By Joey Garrison
(From The Tennessean, March 18th, 2013)
As Metro schools officials dig in to halt legislation that would create a new state panel able to authorize charter schools, their final argument is a fiscal one: protecting the purse of Metro government.
New charters, plotted in Nashville so sporadically and in bulk by state bureaucrats, could burst the city’s budget even in the short term, they contend.
But backers of publicly financed, privately operated charters are fighting back. The very fact Metro Nashville Public Schools can’t find a way to offset the costs speaks to the school system’s rigidity, some suggest.
Besides, why not deliver public dollars to charter schools that they argue outperform the district?
“It’s not the price of public charter schools that’s too high,” begins an online video created by Democrats for Education Reform, a new group with education views opposite of many in the same party. “It’s the price of running consistently lousy district schools that is.”

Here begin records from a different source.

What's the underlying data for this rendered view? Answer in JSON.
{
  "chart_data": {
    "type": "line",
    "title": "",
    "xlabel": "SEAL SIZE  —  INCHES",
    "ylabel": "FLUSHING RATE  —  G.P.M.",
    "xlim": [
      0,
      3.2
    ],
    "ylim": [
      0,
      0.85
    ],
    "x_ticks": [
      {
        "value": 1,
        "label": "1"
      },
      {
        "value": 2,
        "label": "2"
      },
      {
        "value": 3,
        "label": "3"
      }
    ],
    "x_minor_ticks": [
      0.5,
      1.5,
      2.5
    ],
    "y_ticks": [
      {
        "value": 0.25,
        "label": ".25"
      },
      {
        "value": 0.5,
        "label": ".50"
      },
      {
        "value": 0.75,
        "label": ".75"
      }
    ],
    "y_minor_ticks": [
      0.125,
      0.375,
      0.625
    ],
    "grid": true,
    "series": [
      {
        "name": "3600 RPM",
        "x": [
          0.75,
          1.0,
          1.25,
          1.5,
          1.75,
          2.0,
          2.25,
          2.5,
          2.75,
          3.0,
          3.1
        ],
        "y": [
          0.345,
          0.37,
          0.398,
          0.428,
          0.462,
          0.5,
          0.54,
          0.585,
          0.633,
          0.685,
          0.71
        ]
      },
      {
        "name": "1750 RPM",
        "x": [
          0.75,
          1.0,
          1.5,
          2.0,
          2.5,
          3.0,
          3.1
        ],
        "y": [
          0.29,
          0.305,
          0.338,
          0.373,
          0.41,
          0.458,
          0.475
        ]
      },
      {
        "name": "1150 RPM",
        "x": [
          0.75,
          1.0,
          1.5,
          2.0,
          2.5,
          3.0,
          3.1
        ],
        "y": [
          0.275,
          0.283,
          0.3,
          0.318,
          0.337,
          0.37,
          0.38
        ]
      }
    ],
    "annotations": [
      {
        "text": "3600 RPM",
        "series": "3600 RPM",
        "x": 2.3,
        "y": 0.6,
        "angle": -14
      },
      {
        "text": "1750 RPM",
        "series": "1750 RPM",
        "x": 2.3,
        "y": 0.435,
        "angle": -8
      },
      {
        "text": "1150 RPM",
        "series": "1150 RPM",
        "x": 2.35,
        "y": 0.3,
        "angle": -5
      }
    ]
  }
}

Eighteen charters are already set to operate in Nashville next school year, with more growth projected even without a change in law.
At issue is a bill that would create a nine-member appeals panel to vote on charter applicants denied by local boards, a proposal born out of Metro’s repeated denial of Great Hearts Academies’ charter plan for West Nashville last year.
The bill, pushed by House Speaker Beth Harwell and Mayor Karl Dean, heads to the House’s Budget Subcommittee on Wednesday.